Admittedly, Britain’s Covid death toll has been dreadful, and this has taken a huge toll on those fighting the disease. But even then, the paper can’t seem to stop itself from going too far.
Mr S notes, for example, that the piece makes a sly dig at those in Britain who believe things may go back to normal and have been ‘seduced by unlikely promises and invented deadlines of redemption’. But when readers hoping for evidence of this click on the Times’ link, it takes them to an out-of-date article chiding Brits for going to the beach during the summer. Never mind, of course, that there have been no outbreaks linked to crowded beaches in the UK, which were made to looked more packed by photographers using telephoto lenses.
The Times’ also seems to have missed a trick when it comes to the impact vaccinations are having on Covid hospitalisations, which have fallen dramatically in February. Instead the piece decides to focus on the small number of anti-vaxxers in Britain who believe Bill Gates wants to inject them with microchips and then goes on to imply that Britain’s one dose vaccine strategy is endangering lives in care homes.
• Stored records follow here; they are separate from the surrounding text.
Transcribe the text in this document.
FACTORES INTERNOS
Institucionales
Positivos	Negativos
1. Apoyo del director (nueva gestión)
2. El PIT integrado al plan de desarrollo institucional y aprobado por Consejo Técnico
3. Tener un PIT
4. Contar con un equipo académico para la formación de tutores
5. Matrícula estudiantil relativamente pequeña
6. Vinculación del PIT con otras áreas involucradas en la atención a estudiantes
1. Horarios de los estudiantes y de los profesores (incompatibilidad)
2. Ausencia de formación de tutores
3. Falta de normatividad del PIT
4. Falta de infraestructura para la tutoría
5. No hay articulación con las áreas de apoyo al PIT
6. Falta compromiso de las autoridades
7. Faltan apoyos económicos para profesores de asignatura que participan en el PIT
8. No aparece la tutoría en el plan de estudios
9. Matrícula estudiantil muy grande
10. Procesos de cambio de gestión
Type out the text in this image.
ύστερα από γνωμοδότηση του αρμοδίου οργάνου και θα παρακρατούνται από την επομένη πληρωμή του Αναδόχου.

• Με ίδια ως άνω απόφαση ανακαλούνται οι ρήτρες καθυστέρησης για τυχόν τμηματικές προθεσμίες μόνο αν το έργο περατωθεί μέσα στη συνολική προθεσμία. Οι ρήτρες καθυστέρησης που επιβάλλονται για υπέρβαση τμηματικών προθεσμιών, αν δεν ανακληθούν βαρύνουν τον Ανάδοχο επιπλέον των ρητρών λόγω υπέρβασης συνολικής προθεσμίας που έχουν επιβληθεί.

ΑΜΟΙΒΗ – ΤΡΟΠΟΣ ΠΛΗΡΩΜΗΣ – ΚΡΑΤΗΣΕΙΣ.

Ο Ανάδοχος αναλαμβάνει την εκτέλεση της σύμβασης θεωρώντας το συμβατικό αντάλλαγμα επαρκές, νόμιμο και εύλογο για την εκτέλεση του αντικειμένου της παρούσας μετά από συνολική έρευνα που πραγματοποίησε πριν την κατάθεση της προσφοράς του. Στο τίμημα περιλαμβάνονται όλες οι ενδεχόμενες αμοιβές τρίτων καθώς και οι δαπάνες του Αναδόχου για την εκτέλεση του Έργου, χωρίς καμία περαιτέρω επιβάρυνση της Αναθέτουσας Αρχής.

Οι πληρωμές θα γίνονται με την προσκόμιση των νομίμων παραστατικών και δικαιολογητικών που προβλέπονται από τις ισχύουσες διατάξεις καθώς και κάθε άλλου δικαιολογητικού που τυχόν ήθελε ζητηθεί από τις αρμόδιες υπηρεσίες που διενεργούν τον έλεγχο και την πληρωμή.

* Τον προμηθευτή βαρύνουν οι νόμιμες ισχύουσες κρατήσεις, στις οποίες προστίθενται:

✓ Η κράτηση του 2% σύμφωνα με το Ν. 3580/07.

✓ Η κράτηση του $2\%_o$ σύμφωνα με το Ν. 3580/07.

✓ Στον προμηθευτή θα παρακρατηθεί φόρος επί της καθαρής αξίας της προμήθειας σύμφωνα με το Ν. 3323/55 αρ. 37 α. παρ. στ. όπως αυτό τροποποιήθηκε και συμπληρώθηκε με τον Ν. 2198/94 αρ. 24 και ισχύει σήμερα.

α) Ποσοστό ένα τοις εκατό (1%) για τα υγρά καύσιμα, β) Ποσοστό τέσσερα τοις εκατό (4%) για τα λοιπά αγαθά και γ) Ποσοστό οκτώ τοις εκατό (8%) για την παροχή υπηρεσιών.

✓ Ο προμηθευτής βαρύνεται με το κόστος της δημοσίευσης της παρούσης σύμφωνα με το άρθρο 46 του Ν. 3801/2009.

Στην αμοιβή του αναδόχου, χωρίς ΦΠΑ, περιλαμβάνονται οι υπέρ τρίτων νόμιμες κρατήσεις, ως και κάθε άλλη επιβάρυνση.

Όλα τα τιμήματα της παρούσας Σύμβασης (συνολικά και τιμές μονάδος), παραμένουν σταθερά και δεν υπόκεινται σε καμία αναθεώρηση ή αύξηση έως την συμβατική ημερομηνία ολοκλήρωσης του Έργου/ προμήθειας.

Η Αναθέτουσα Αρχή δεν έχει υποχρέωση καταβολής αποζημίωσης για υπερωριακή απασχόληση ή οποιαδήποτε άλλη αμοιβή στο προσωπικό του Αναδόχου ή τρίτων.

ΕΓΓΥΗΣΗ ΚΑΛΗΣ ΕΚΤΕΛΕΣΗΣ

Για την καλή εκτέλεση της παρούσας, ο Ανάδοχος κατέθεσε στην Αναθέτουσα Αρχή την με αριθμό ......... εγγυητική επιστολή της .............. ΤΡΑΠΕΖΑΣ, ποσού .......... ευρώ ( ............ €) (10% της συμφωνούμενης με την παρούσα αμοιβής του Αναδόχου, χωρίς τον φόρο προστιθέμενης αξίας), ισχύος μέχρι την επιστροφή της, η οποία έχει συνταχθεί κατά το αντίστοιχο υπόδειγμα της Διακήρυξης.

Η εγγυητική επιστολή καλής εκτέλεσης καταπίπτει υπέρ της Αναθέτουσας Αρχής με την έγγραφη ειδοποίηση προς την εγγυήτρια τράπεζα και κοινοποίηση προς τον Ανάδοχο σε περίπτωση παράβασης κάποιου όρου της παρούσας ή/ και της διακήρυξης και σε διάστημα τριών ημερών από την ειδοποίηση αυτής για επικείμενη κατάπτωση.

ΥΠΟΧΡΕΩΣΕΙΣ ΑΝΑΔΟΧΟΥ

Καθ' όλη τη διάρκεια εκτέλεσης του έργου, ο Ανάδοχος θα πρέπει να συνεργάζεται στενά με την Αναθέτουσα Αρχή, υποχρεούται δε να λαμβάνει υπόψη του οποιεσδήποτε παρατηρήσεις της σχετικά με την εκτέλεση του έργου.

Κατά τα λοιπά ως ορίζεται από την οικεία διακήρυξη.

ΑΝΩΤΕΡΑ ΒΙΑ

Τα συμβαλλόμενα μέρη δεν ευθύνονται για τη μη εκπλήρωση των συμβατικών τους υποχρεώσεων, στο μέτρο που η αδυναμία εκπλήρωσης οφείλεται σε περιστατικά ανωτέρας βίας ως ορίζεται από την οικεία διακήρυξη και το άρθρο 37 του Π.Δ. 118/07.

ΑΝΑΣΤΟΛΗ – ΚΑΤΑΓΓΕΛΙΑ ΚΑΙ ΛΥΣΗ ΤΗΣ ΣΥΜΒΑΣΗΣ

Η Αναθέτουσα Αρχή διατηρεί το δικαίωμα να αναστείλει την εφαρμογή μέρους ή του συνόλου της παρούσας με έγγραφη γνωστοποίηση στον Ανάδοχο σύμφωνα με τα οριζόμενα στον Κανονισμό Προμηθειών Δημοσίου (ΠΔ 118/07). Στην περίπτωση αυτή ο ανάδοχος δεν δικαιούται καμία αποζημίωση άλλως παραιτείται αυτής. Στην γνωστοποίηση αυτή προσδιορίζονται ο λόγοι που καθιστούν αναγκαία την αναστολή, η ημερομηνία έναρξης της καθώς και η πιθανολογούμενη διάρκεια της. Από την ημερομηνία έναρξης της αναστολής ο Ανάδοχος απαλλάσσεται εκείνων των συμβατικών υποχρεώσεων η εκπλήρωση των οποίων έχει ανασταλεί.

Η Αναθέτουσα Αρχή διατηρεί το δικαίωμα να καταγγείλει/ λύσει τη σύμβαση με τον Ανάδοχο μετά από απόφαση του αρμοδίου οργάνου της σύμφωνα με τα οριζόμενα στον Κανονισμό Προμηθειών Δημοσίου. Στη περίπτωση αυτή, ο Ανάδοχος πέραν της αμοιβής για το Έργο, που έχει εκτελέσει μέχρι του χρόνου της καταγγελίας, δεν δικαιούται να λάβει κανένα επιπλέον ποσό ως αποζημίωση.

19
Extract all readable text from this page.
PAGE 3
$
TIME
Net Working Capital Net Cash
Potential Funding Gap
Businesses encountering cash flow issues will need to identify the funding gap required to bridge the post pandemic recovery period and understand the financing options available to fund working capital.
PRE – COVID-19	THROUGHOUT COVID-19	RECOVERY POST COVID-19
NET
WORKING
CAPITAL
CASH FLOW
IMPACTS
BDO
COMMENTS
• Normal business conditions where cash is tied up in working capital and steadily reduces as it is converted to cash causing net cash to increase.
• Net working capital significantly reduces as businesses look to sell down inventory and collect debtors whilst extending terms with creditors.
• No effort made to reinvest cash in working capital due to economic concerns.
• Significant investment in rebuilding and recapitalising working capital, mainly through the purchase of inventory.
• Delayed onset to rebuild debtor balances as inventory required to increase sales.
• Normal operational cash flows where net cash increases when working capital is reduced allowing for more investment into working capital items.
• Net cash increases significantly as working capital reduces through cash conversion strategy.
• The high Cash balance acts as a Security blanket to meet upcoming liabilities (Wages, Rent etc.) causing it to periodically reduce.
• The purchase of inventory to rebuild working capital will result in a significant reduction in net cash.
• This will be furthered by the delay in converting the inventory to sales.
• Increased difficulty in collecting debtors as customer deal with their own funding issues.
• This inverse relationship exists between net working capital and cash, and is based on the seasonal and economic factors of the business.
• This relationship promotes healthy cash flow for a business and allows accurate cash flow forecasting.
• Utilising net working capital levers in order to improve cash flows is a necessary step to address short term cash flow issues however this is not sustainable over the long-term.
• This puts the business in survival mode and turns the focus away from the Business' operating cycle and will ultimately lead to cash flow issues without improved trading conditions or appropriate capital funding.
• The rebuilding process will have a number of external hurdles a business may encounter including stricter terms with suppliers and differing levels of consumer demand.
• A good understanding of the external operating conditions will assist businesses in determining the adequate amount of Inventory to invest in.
The paper’s social media account highlighted one part of the piece which went further, suggesting that the recent drop in infections and hospitalisations in Britain is ‘due to lockdown, not vaccination’. Somewhat bizarrely this claim was based on Imperial modelling from mid-February. Clearly, the NYT missed the news that hospitalisations are dropping at a faster rate in older, vaccinated age groups, clearly suggesting that the shots are having an impact.
Still, what harm could there possibly be in indulging in a bit of vaccine-scepticism, as long as it involves doing down Britain?